2020 Cheltenham Gold Cup
- Location: Cheltenham Racecourse
- Date: 13 March 2020
- Winning horse: Al Boum Photo,
- Starting price: 100/30F
- Jockey: Paul Townend
- Trainer: Willie Mullins
- Owner: Mrs J Donnelly
- Conditions: Good to Soft

= 2020 Cheltenham Gold Cup =

The 2020 Cheltenham Gold Cup (known as the Magners Gold Cup for sponsorship reasons) was the 92nd annual running of the Cheltenham Gold Cup horse race and was held at Cheltenham Racecourse, Gloucestershire, England, on 13 March 2020.

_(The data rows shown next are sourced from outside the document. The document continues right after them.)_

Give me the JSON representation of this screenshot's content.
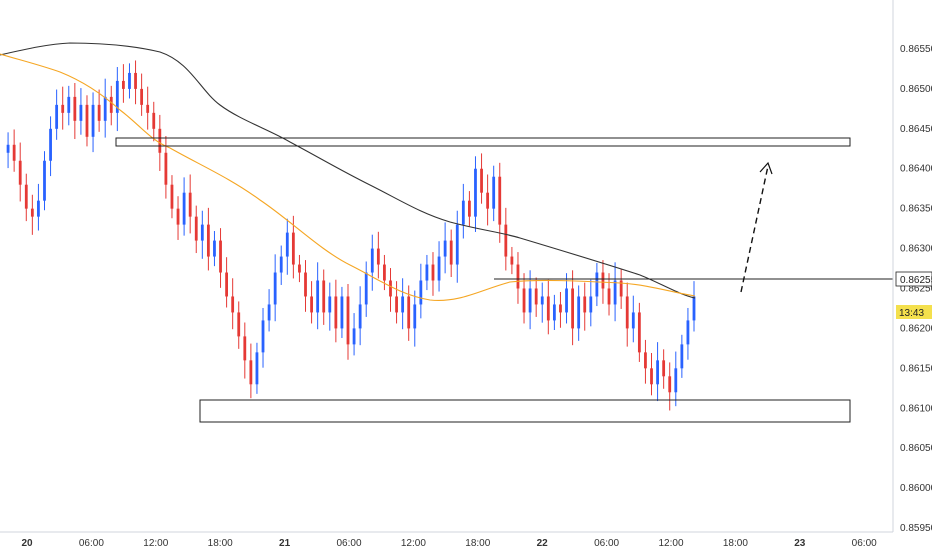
{
  "chart_data": {
    "type": "candlestick",
    "symbol_price_label": "0.86255",
    "countdown_label": "13:43",
    "y_axis": {
      "ticks": [
        "0.86550",
        "0.86500",
        "0.86450",
        "0.86400",
        "0.86350",
        "0.86300",
        "0.86250",
        "0.86200",
        "0.86150",
        "0.86100",
        "0.86050",
        "0.86000",
        "0.85950"
      ],
      "range": [
        0.85945,
        0.86565
      ]
    },
    "x_axis": {
      "ticks": [
        {
          "label": "20",
          "bold": true
        },
        {
          "label": "06:00"
        },
        {
          "label": "12:00"
        },
        {
          "label": "18:00"
        },
        {
          "label": "21",
          "bold": true
        },
        {
          "label": "06:00"
        },
        {
          "label": "12:00"
        },
        {
          "label": "18:00"
        },
        {
          "label": "22",
          "bold": true
        },
        {
          "label": "06:00"
        },
        {
          "label": "12:00"
        },
        {
          "label": "18:00"
        },
        {
          "label": "23",
          "bold": true
        },
        {
          "label": "06:00"
        }
      ]
    },
    "colors": {
      "up": "#2962ff",
      "down": "#e53935",
      "sma_slow": "#333333",
      "sma_fast": "#f5a623",
      "countdown_bg": "#f4e04d"
    },
    "resistance_zone": {
      "top": 0.86421,
      "bottom": 0.86414
    },
    "support_zone": {
      "top": 0.8611,
      "bottom": 0.86082
    },
    "price_line": 0.86255,
    "projection": {
      "from": 0.86233,
      "to": 0.86401
    },
    "candles_close": [
      0.8642,
      0.8643,
      0.8641,
      0.8638,
      0.8635,
      0.8634,
      0.8636,
      0.8641,
      0.8645,
      0.8648,
      0.8647,
      0.8649,
      0.8646,
      0.8648,
      0.8644,
      0.8648,
      0.8646,
      0.8649,
      0.8647,
      0.8651,
      0.865,
      0.8652,
      0.865,
      0.8648,
      0.8647,
      0.8645,
      0.8642,
      0.8638,
      0.8635,
      0.8633,
      0.8637,
      0.8634,
      0.8631,
      0.8633,
      0.8629,
      0.8631,
      0.8627,
      0.8624,
      0.8622,
      0.8619,
      0.8616,
      0.8613,
      0.8617,
      0.8621,
      0.8623,
      0.8627,
      0.8629,
      0.8632,
      0.8628,
      0.8627,
      0.8624,
      0.8622,
      0.8626,
      0.8622,
      0.8624,
      0.862,
      0.8624,
      0.8618,
      0.862,
      0.8623,
      0.8627,
      0.863,
      0.8628,
      0.8626,
      0.8624,
      0.8622,
      0.8624,
      0.862,
      0.8623,
      0.8626,
      0.8628,
      0.8626,
      0.8629,
      0.8631,
      0.8628,
      0.8633,
      0.8636,
      0.8634,
      0.864,
      0.8637,
      0.8635,
      0.8639,
      0.8633,
      0.8629,
      0.8628,
      0.8625,
      0.8622,
      0.8625,
      0.8623,
      0.8624,
      0.8621,
      0.8623,
      0.8622,
      0.8625,
      0.862,
      0.8624,
      0.8622,
      0.8624,
      0.8627,
      0.8625,
      0.8623,
      0.8626,
      0.8624,
      0.862,
      0.8622,
      0.8617,
      0.8615,
      0.8613,
      0.8616,
      0.8614,
      0.8612,
      0.8615,
      0.8618,
      0.8621,
      0.8624
    ]
  }
}
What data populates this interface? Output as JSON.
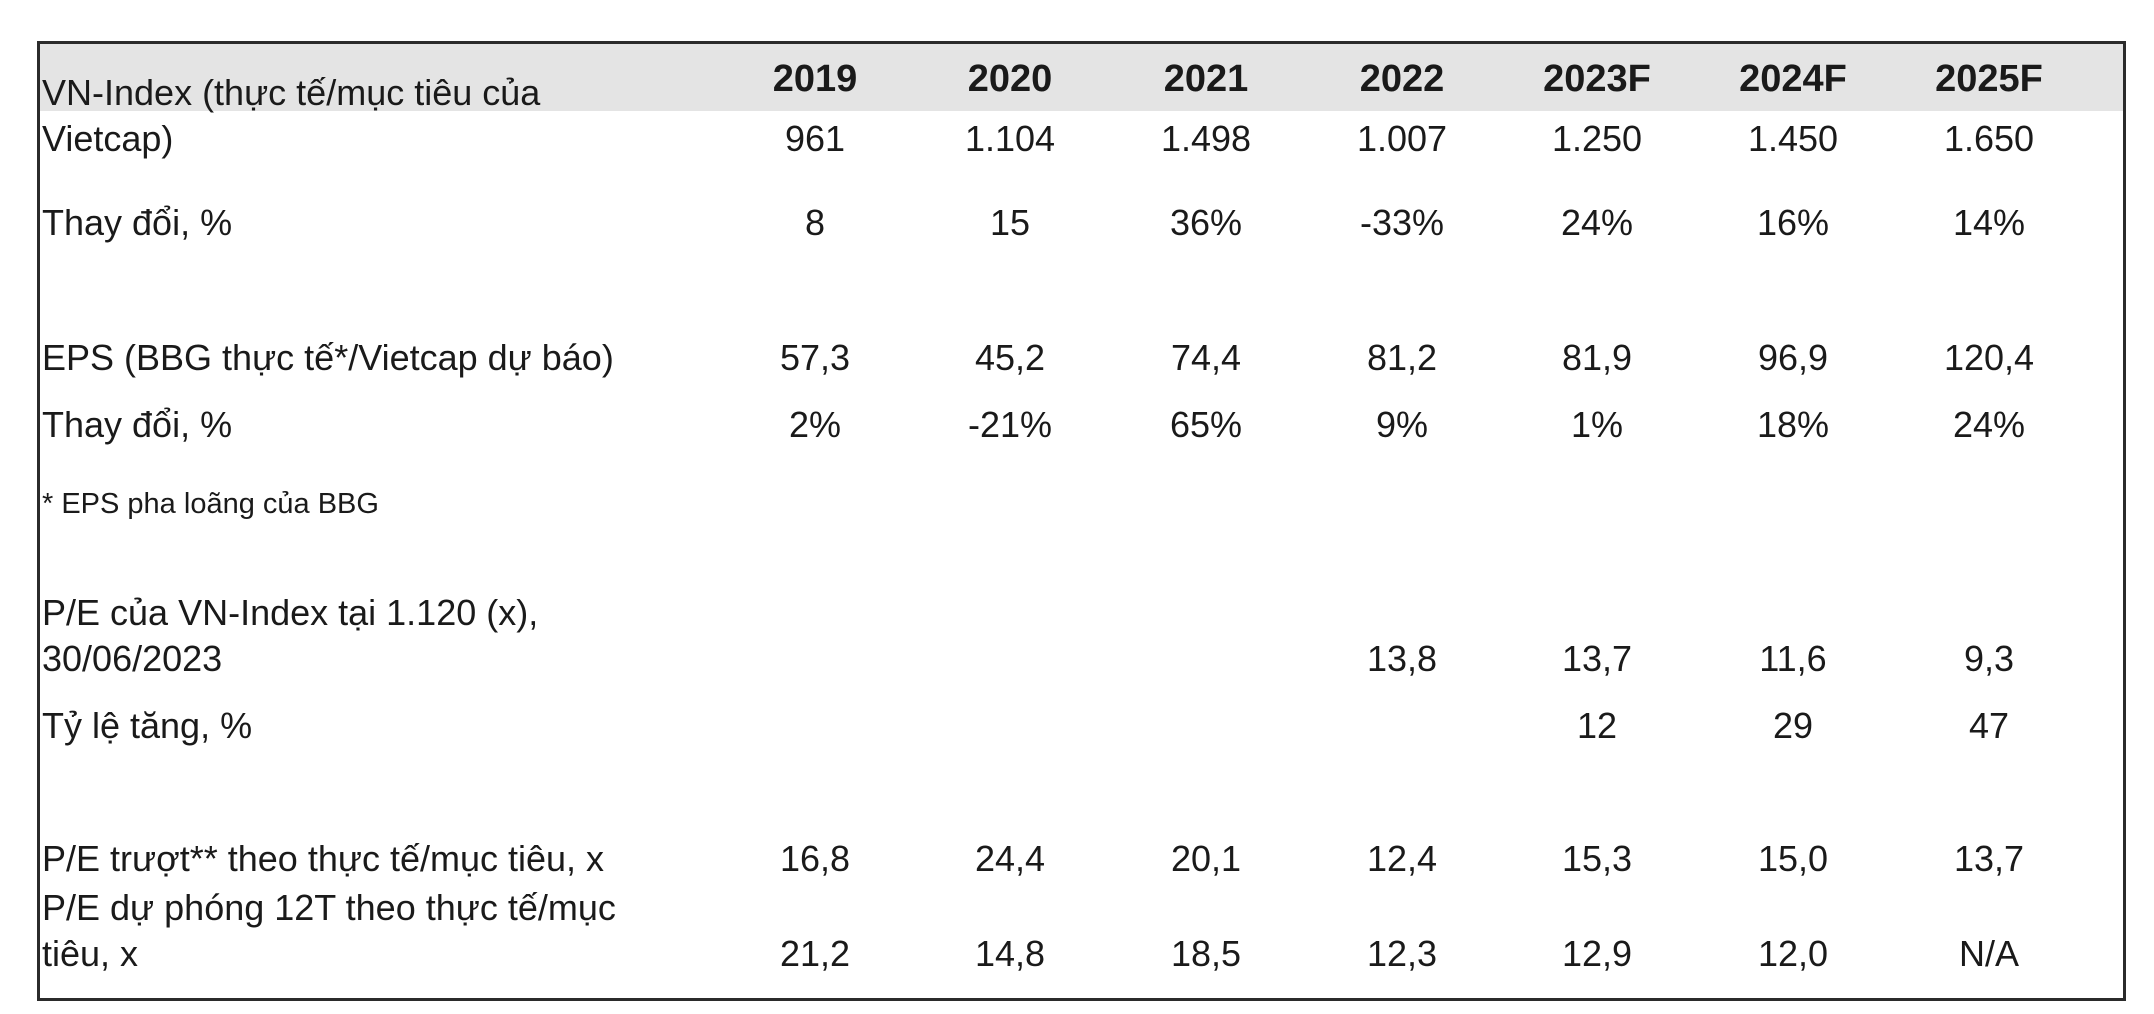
{
  "table": {
    "years": [
      "2019",
      "2020",
      "2021",
      "2022",
      "2023F",
      "2024F",
      "2025F"
    ],
    "rows": [
      {
        "label_lines": [
          "VN-Index (thực tế/mục tiêu của",
          "Vietcap)"
        ],
        "values": [
          "961",
          "1.104",
          "1.498",
          "1.007",
          "1.250",
          "1.450",
          "1.650"
        ]
      },
      {
        "label_lines": [
          "Thay đổi, %"
        ],
        "values": [
          "8",
          "15",
          "36%",
          "-33%",
          "24%",
          "16%",
          "14%"
        ]
      },
      {
        "label_lines": [
          "EPS (BBG thực tế*/Vietcap dự báo)"
        ],
        "values": [
          "57,3",
          "45,2",
          "74,4",
          "81,2",
          "81,9",
          "96,9",
          "120,4"
        ]
      },
      {
        "label_lines": [
          "Thay đổi, %"
        ],
        "values": [
          "2%",
          "-21%",
          "65%",
          "9%",
          "1%",
          "18%",
          "24%"
        ]
      },
      {
        "label_lines": [
          "* EPS pha loãng của BBG"
        ],
        "values": [
          "",
          "",
          "",
          "",
          "",
          "",
          ""
        ]
      },
      {
        "label_lines": [
          "P/E của VN-Index tại 1.120 (x),",
          "30/06/2023"
        ],
        "values": [
          "",
          "",
          "",
          "13,8",
          "13,7",
          "11,6",
          "9,3"
        ]
      },
      {
        "label_lines": [
          "Tỷ lệ tăng, %"
        ],
        "values": [
          "",
          "",
          "",
          "",
          "12",
          "29",
          "47"
        ]
      },
      {
        "label_lines": [
          "P/E trượt** theo thực tế/mục tiêu, x"
        ],
        "values": [
          "16,8",
          "24,4",
          "20,1",
          "12,4",
          "15,3",
          "15,0",
          "13,7"
        ]
      },
      {
        "label_lines": [
          "P/E dự phóng 12T theo thực tế/mục",
          "tiêu, x"
        ],
        "values": [
          "21,2",
          "14,8",
          "18,5",
          "12,3",
          "12,9",
          "12,0",
          "N/A"
        ]
      }
    ]
  }
}
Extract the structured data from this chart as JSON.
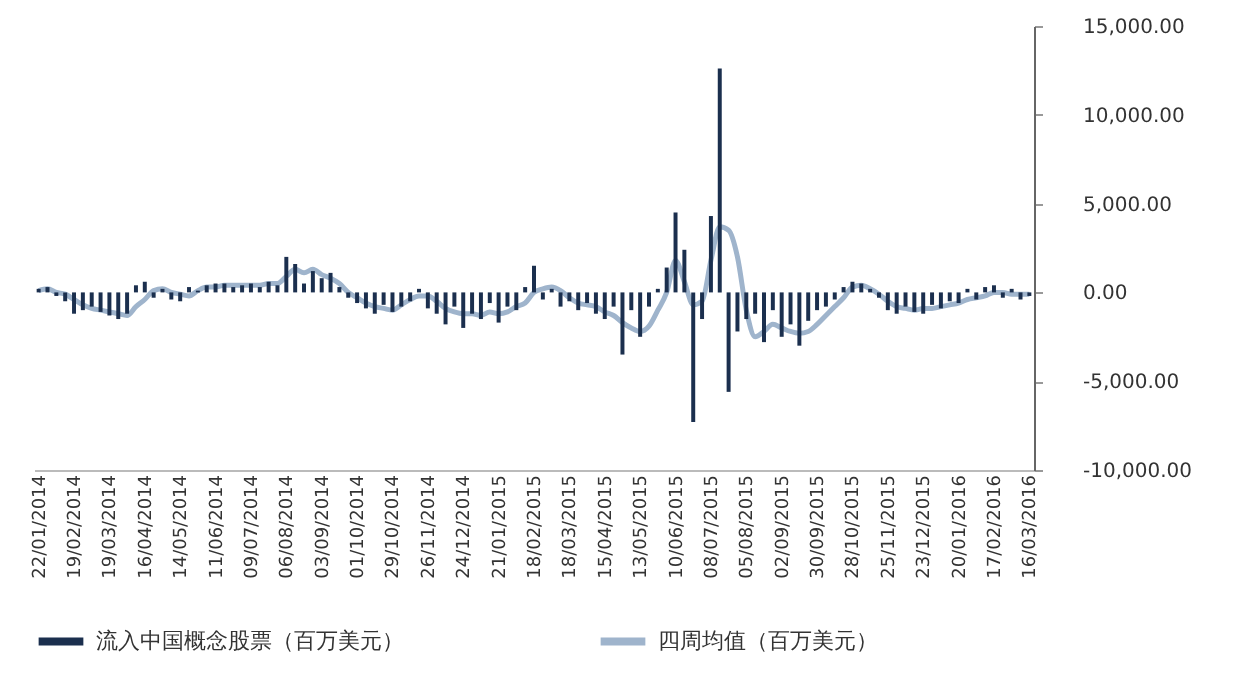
{
  "chart_data": {
    "type": "bar",
    "categories": [
      "22/01/2014",
      null,
      null,
      null,
      "19/02/2014",
      null,
      null,
      null,
      "19/03/2014",
      null,
      null,
      null,
      "16/04/2014",
      null,
      null,
      null,
      "14/05/2014",
      null,
      null,
      null,
      "11/06/2014",
      null,
      null,
      null,
      "09/07/2014",
      null,
      null,
      null,
      "06/08/2014",
      null,
      null,
      null,
      "03/09/2014",
      null,
      null,
      null,
      "01/10/2014",
      null,
      null,
      null,
      "29/10/2014",
      null,
      null,
      null,
      "26/11/2014",
      null,
      null,
      null,
      "24/12/2014",
      null,
      null,
      null,
      "21/01/2015",
      null,
      null,
      null,
      "18/02/2015",
      null,
      null,
      null,
      "18/03/2015",
      null,
      null,
      null,
      "15/04/2015",
      null,
      null,
      null,
      "13/05/2015",
      null,
      null,
      null,
      "10/06/2015",
      null,
      null,
      null,
      "08/07/2015",
      null,
      null,
      null,
      "05/08/2015",
      null,
      null,
      null,
      "02/09/2015",
      null,
      null,
      null,
      "30/09/2015",
      null,
      null,
      null,
      "28/10/2015",
      null,
      null,
      null,
      "25/11/2015",
      null,
      null,
      null,
      "23/12/2015",
      null,
      null,
      null,
      "20/01/2016",
      null,
      null,
      null,
      "17/02/2016",
      null,
      null,
      null,
      "16/03/2016"
    ],
    "series": [
      {
        "name": "流入中国概念股票（百万美元）",
        "color": "#1b2f4e",
        "values": [
          200,
          300,
          -200,
          -500,
          -1200,
          -1000,
          -800,
          -1100,
          -1300,
          -1500,
          -1200,
          400,
          600,
          -300,
          200,
          -400,
          -500,
          300,
          100,
          400,
          500,
          500,
          300,
          400,
          500,
          300,
          600,
          400,
          2000,
          1600,
          500,
          1200,
          800,
          1100,
          300,
          -300,
          -600,
          -900,
          -1200,
          -700,
          -1100,
          -800,
          -500,
          200,
          -900,
          -1200,
          -1800,
          -800,
          -2000,
          -1200,
          -1500,
          -600,
          -1700,
          -800,
          -1000,
          300,
          1500,
          -400,
          200,
          -800,
          -500,
          -1000,
          -600,
          -1200,
          -1500,
          -800,
          -3500,
          -1000,
          -2500,
          -800,
          200,
          1400,
          4500,
          2400,
          -7300,
          -1500,
          4300,
          12600,
          -5600,
          -2200,
          -1500,
          -1200,
          -2800,
          -1000,
          -2500,
          -1800,
          -3000,
          -1600,
          -1000,
          -800,
          -400,
          300,
          600,
          500,
          200,
          -300,
          -1000,
          -1200,
          -800,
          -1100,
          -1200,
          -700,
          -900,
          -500,
          -600,
          200,
          -400,
          300,
          400,
          -300,
          200,
          -400,
          -200
        ]
      },
      {
        "name": "四周均值（百万美元）",
        "type": "line",
        "color": "#9fb4cc",
        "values": [
          100,
          200,
          0,
          -100,
          -400,
          -700,
          -900,
          -1000,
          -1100,
          -1200,
          -1300,
          -800,
          -400,
          100,
          200,
          0,
          -100,
          -200,
          100,
          300,
          300,
          400,
          400,
          400,
          400,
          400,
          500,
          500,
          900,
          1300,
          1100,
          1300,
          1000,
          800,
          500,
          0,
          -300,
          -600,
          -800,
          -900,
          -1000,
          -700,
          -400,
          -200,
          -200,
          -500,
          -900,
          -1100,
          -1200,
          -1200,
          -1300,
          -1100,
          -1200,
          -1100,
          -800,
          -600,
          0,
          200,
          300,
          100,
          -300,
          -600,
          -700,
          -800,
          -1100,
          -1300,
          -1700,
          -2000,
          -2200,
          -1900,
          -1000,
          0,
          1800,
          600,
          -700,
          -500,
          1800,
          3700,
          3500,
          2000,
          -1000,
          -2500,
          -2200,
          -1800,
          -2000,
          -2200,
          -2300,
          -2200,
          -1800,
          -1300,
          -800,
          -300,
          300,
          400,
          200,
          -100,
          -500,
          -800,
          -900,
          -1000,
          -900,
          -900,
          -800,
          -700,
          -600,
          -400,
          -300,
          -200,
          0,
          0,
          -100,
          -100,
          -100
        ]
      }
    ],
    "ylim": [
      -10000,
      15000
    ],
    "yticks": [
      {
        "value": -10000,
        "label": "-10,000.00"
      },
      {
        "value": -5000,
        "label": "-5,000.00"
      },
      {
        "value": 0,
        "label": "0.00"
      },
      {
        "value": 5000,
        "label": "5,000.00"
      },
      {
        "value": 10000,
        "label": "10,000.00"
      },
      {
        "value": 15000,
        "label": "15,000.00"
      }
    ],
    "legend": "bottom"
  }
}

The race was won for the second year in a row by Al Boum Photo, ridden by Paul Townend and trained by Willie Mullins. The race was held during the COVID-19 pandemic in the United Kingdom, which later caused controversy as some scientists believed the meeting led to an increase of infections and deaths.

==Details==
- Sponsor: Magners
- Winner's prize money: £351,687.50
- Going: Good to Soft
- Number of runners: 12
- Winner's time: 6m 50.38s

==Full result==
| | * | Horse | Age | Jockey | Trainer ^{†} | SP |
| 1 | | Al Boum Photo | 8 | Paul Townend | Willie Mullins (IRE) | 9/4 Fav |
| 2 | nk | Santini | 8 | Nico de Boinville | Nicky Henderson | 5/1 |
| 3 | 1.25 | Lostintranslation | 8 | Robbie Power | Colin Tizzard | 10/1 |
| 4 | nk | Monalee | 9 | Rachael Blackmore | Henry de Bromhead (IRE) | 20/1 |
| 5 | 4.5 | Delta Work | 7 | Mark Walsh | Gordon Elliott (IRE) | 5/1 |
| 6 | 1 | Real Steel | 7 | Brian Hughes | Willie Mullins (IRE) | 50/1 |
| 7 | 4.75 | Kemboy | 8 | Patrick Mullins | Willie Mullins (IRE) | 8/1 |
| 8 | 5 | Clan des Obeaux | 8 | Harry Cobden | Paul Nicholls | 7/1 |
| 9 | 1.75 | Bristol de Mai | 9 | Daryl Jacob | Nigel Twiston-Davies | 18/1 |
| 10 | shd | Chris's Dream | 8 | Aidan Coleman | Henry de Bromhead (IRE) | 20/1 |
| 11 | nk | Elegant Escape | 8 | Jonjo O'Neill Jr | Colin Tizzard | 66/1 |
| F | | Presenting Percy | 9 | Davy Russell | Pat Kelly | 10/1 |

- The distances between the horses are shown in lengths
† Trainers are based in Great Britain unless indicated. PU = pulled-up. F = fell. shd = short head. nk = neck.